SALES OF NEW HOMES across Australia fell by 2.4 percent in July, "continuing to bounce along very low levels" according to Housing Industry Association (HIA) senior economist Tom Devitt.

The HIA New Home Sales report – a monthly survey of the largest volume home builders in the five largest states – is a leading indicator of future detached home construction.

“This month’s decline leaves sales in the three months to July 2023 down by 33.4 percent compared to the same period in 2022,” Mr Devitt said.

“Weak new home sales, together with an elevated number of previous sales being cancelled, reinforce the expectation that Australia will see a decade-low level of home building next year. Even a cut to the cash rate now would not produce a recovery in new house commencements until the second half of 2024.

"Underlying demand for housing continues to be supported by population growth, acute shortages of rental accommodation and strong employment figures," Mr Devitt said. 

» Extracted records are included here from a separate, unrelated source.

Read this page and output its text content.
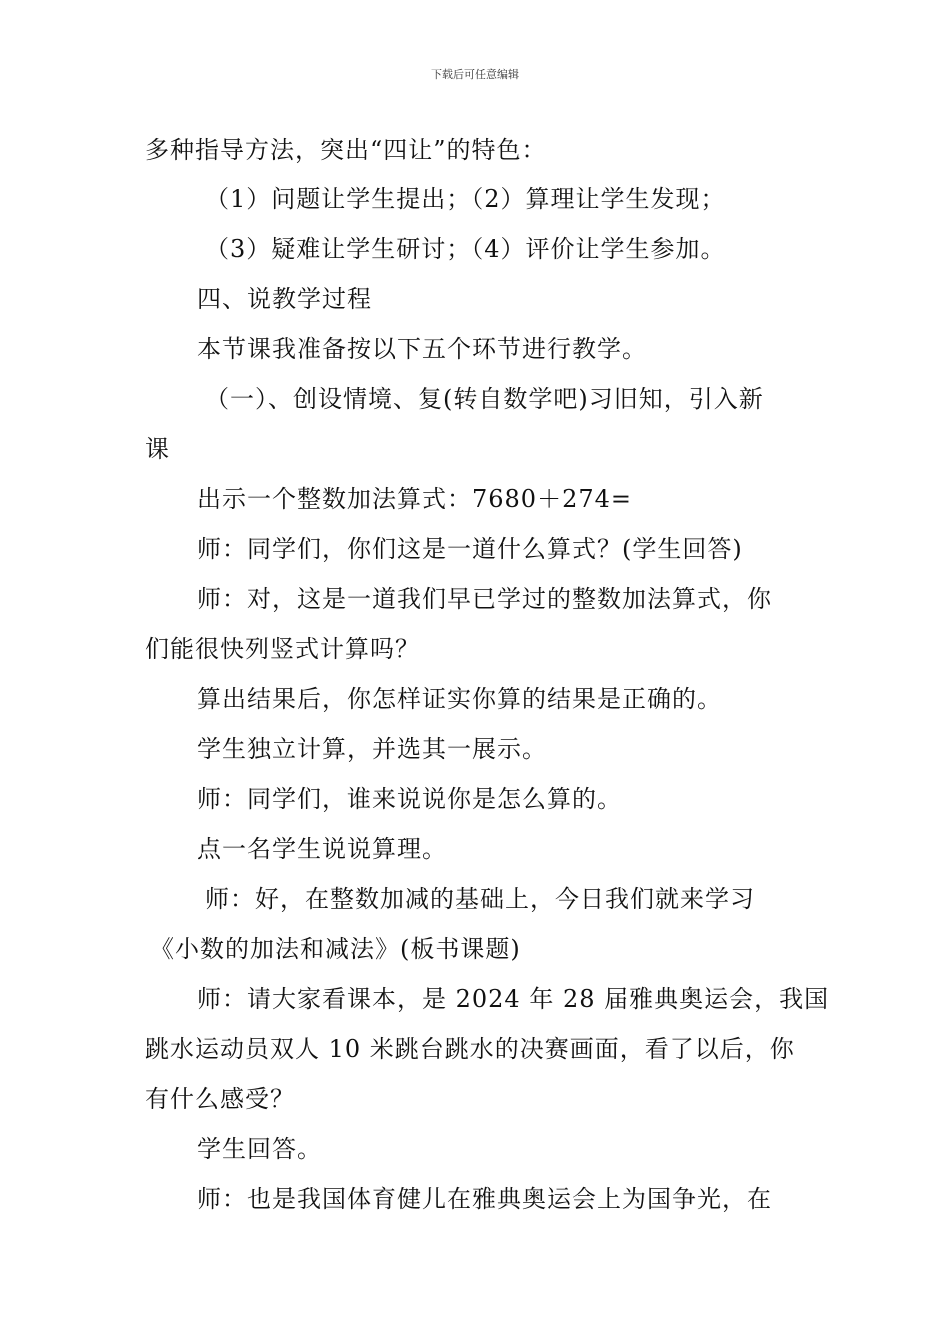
下载后可任意编辑
多种指导方法，突出“四让”的特色：
（1）问题让学生提出；（2）算理让学生发现；
（3）疑难让学生研讨；（4）评价让学生参加。
四、说教学过程
本节课我准备按以下五个环节进行教学。
（一）、创设情境、复(转自数学吧)习旧知，引入新
课
出示一个整数加法算式：7680＋274=
师：同学们，你们这是一道什么算式？(学生回答)
师：对，这是一道我们早已学过的整数加法算式，你
们能很快列竖式计算吗？
算出结果后，你怎样证实你算的结果是正确的。
学生独立计算，并选其一展示。
师：同学们，谁来说说你是怎么算的。
点一名学生说说算理。
师：好，在整数加减的基础上，今日我们就来学习
《小数的加法和减法》(板书课题)
师：请大家看课本，是 2024 年 28 届雅典奥运会，我国
跳水运动员双人 10 米跳台跳水的决赛画面，看了以后，你
有什么感受？
学生回答。
师：也是我国体育健儿在雅典奥运会上为国争光，在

“Meeting the appropriate levels of new housing for Australia’s current and future population will require changes to the other policies that inflate construction costs. These are not only interest rates, but also tax settings, land release and planning reforms, and macro-prudential rules that squeeze out owner-occupiers and investors alike.

“The National Cabinet’s recent announcement to increase its five-year housing supply target is a welcome step in the right direction.

“Coordination among all levels of government and the industry will be crucial to achieving this goal,” Mr Devitt said.

Compared to the previous month, sales in July 2023 decreased in most of the large states, led by Queensland (-11.6 percent) and followed by Western Australia (-9.3 percent), New South Wales (-1.6 percent) and Victoria (-0.6 percent). South Australia was the only state to see an increase (+35.5 percent).Similarly, sales in the three months to July 2023 decreased compared with the same period in 2022 across most of the large states. This was led by Queensland (-52.3 percent) and followed by New South Wales (-48.4 percent), Victoria (-37.2 percent) and South Australia (-26.0 percent). Sales in Western Australia on the other hand increased by 17.3 percent.